Kelp is the new kale, yo
A couple weekends ago, Bren had us out to the Thimble Island Oyster Co. farm in the Long Island Sound. When we visited in September, the focus was on oysters. This time it was on his spring crop: kelp and seaweed.
Bren’s idea in planting kelp and seaweed is to make the most of his ocean acreage. Why just grow oysters on the sea bed when he can grow nutrient-rich edible greens in the water column above them? He calls it “3D farming” and the fact that it’s local and hyper-sustainable — unlike land farming, ocean farms don’t require water or fertilizer, and kelp, like oysters, actively cleans the water its in — has made it very intriguing to journalists and policymakers alike. (Remember the recent WSJ article about him? and the current Lucky Peach has an article about him, too, though I’ve yet to get my hands on it.)
However … it’s all well and good to talk about seaweed. People need to eat it too. Clearly, we eat dried seaweed of many varieties. It’s the fresh stuff — which only Bren can provide to the NYC market — that is so foreign to our palates.
The challenge Bren has set for himself is no small thing. He needs to create demand for the stuff. And that’s what this tour was all about.
In addition to me and M., we had Chef Dave of Louro and a food writer and truffle dealer named Helen (who happened to go to my college and oh! we have so much in common, it was a real treat to meet her).
We tasted kelp straight from the sea. We tasted a kelp butter that a friend of Bren’s is making. And (perhaps most exciting) we tasted a cocktail that M. concocted with kelp-infused spirit, aquavit, verjus, and carrot juice.
It was good!
The infused spirit is delightfully briny and chock-full of umami — M. says he gets hints of black tea. Ummmmm ok, supertaster. I’ll take your word for it.
Point is, kelp brings something new to the flavor table/kitchen/cocktail bar, and it’s really thrilling to be a part of it.
For example, at Dave’s next Monday night supper club meal at Louro, he’s starting with a seaweed salad inspired by his trip to the Thimble Islands. And we can all readily imagine the new Scandinavian chefs being all over this ingredient (several are already experimenting with Bren’s kelp as I write this).

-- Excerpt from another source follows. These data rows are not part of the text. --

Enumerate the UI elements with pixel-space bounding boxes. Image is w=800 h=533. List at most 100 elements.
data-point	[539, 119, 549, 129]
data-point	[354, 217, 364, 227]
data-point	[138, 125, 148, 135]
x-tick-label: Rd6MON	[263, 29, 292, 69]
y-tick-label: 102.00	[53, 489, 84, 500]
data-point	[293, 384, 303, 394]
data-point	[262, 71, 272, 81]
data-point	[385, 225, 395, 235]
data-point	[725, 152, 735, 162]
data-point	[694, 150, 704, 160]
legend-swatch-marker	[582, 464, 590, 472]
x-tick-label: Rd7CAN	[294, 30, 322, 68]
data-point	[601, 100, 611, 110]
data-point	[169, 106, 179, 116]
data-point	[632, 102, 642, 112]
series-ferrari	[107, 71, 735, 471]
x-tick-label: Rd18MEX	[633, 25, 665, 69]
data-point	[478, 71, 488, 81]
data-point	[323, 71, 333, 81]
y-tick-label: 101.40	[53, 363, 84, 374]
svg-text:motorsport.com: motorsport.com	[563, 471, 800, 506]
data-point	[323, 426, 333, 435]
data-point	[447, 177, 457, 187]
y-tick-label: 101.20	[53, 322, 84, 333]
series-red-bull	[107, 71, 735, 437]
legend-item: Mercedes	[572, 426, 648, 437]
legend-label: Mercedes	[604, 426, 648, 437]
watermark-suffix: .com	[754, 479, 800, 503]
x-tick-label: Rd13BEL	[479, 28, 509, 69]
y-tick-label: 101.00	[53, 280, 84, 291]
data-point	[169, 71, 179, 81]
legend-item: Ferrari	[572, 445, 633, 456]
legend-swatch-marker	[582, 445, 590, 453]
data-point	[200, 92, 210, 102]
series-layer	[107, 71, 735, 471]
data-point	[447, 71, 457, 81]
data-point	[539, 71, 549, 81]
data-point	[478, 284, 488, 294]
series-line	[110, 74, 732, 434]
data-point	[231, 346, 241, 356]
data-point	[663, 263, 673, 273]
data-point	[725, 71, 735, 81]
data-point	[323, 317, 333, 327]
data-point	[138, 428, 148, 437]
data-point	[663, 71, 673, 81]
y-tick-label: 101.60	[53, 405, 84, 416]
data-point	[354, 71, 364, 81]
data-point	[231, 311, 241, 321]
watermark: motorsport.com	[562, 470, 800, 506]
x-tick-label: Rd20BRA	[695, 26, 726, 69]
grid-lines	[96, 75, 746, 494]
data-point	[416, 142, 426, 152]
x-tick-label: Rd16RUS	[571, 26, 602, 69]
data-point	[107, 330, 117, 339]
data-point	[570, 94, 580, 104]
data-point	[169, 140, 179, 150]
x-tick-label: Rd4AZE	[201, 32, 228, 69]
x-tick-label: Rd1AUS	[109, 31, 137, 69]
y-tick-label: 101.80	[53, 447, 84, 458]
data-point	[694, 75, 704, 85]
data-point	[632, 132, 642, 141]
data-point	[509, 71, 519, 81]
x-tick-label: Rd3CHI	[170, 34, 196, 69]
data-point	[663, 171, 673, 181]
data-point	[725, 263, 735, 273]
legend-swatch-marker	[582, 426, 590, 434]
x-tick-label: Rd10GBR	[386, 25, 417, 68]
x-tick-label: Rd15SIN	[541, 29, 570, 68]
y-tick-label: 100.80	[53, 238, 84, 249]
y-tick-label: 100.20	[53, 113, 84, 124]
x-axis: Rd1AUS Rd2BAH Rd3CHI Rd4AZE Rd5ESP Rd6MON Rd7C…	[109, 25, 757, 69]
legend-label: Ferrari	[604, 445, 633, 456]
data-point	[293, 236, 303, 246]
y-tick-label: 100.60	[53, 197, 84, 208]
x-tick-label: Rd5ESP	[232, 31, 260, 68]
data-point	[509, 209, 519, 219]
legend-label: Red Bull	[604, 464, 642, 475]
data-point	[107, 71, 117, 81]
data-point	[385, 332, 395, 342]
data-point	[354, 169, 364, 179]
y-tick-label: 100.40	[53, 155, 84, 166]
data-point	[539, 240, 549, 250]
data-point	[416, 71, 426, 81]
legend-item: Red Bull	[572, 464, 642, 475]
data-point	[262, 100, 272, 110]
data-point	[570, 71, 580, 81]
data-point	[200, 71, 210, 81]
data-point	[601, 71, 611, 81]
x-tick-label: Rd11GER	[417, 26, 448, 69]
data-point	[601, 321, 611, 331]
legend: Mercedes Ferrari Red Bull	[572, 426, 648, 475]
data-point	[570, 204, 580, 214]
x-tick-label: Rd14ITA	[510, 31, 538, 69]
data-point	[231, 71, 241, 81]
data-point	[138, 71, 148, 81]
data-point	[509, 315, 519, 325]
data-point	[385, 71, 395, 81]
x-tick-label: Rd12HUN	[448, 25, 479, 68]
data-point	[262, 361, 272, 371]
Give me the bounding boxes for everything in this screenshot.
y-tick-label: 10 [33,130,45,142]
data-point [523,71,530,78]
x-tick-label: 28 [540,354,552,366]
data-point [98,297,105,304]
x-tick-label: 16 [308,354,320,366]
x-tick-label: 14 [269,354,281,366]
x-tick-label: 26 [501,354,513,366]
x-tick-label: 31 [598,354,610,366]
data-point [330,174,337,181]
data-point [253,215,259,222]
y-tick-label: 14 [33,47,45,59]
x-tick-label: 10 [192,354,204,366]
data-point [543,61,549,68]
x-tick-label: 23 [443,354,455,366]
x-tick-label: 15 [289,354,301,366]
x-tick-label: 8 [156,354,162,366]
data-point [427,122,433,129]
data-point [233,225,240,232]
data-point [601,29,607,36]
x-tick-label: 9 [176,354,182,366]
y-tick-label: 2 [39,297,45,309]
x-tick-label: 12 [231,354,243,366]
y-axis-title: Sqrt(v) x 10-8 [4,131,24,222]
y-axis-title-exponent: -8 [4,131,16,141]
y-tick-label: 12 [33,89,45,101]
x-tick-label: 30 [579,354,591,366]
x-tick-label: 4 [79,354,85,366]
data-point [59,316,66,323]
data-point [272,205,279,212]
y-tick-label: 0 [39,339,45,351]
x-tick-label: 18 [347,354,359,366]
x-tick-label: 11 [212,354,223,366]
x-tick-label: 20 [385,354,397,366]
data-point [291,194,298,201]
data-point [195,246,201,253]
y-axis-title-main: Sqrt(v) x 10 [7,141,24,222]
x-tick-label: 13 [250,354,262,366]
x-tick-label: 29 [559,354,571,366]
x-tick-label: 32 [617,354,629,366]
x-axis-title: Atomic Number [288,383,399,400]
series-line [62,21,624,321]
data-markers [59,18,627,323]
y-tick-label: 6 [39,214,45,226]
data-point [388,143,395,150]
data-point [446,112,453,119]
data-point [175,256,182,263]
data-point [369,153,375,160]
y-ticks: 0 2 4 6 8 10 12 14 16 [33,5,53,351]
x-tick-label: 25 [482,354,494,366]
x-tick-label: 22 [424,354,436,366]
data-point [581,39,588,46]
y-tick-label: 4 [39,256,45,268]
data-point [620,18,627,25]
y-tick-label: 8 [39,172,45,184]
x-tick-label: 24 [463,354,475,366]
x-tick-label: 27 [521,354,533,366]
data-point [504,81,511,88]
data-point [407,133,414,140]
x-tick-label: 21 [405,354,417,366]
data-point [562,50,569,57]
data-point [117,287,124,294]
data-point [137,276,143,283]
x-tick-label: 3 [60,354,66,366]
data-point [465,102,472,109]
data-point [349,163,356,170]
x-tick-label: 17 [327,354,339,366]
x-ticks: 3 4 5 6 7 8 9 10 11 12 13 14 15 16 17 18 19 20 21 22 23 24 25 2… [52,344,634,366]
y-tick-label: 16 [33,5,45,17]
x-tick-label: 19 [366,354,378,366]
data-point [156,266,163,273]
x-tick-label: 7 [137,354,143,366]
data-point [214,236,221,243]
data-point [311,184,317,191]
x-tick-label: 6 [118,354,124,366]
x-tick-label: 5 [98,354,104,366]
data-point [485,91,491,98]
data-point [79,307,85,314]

M. is thinking about developing an umami shrub, starring kelp and other unctuous flavors — which I think would be a hella baller cocktail ingredient.
And I’m sure he’ll feature kelp spirits in special cocktails on Sunday nights at Dram.
There are kelp noodles in the works.
And we should definitely make kelp chips!
So basically, watch this space.
We’re not stopping ‘til kelp is the new kale.